“I don’t care how we started. I don’t care if you came to me for revenge, for money, for survival. All I care about is this—” I slide her hand down to my chest, right over my heart. “You’ve got me,now. My money, my protection, my love. Whether you want me or not.”
Her eyes fill. “I want you.”
“Then you have me.”
The kiss is slow at first. Tender. Desperate.
But it builds. It always does. I drag her onto my lap, wrap her legs around me, and kiss her like I’m drinking from the edge of death. Because that’s what it feels like—like I almost lost her.
My hands slide under my flannel shirt, the one she’s claimed as her nightdress—no bra, no panties. Just warm, trembling skin and hard nipples against the soft curve of her breasts.
“You’re mine,” I growl. “No more guilt. No more silence. Say it.”
“I’m yours,” she breathes.
I move her to the floor and lay her down gently—only to rip off the shirt a second later.
Her breath hitches.
I kiss the inside of her thigh, biting it softly. “You need to forget him. Forever.”
We break.
We burn.
I push inside her, and her moan is a goddamn hymn.
I take my time, dragging every inch of myself through her tight, slick heat, until she’s sobbing with need.
I pin her wrists. Bend her legs up. Make her feel every stroke. Every kiss. Every inch of my body.
Until she screams my name.
Until she sobs and comes again and again.

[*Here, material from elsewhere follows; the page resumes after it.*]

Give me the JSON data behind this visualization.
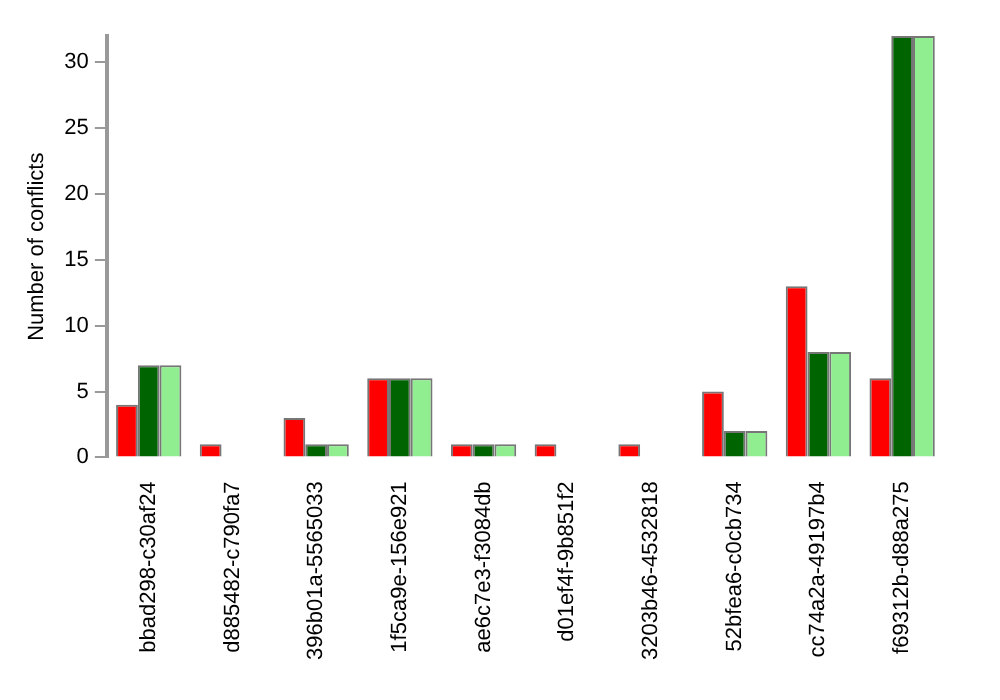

Until she forgets Caleb ever existed.
She falls asleep on my chest, fingers curled like a kitten’s.
I don’t sleep.
I’ll never let another man touch her.
I’ll end anyone who tries.
I’ll burn the world before I lose her again.
CHAPTER TWENTY-SIX
Lucian
It’s been a quiet afternoon. I’m sitting on the porch, watching the fog lift off the lake, enjoying the only cigarette I found, hidden in the crumpled pack Erin stuffed into an empty tin at the back of a cabinet. I light it, taking that first drag a little too eagerly, and it hits me almost immediately. The swirling smoke from my exhale makes me think of her cabin.
It’s prettier here than at the moor. Still, something inside me misses the foggy gray skies, the muddy dirt path, the depressing stretch of colorless land that leads nowhere.
Bayne calls.
“You still want to do this?” he asks without preamble.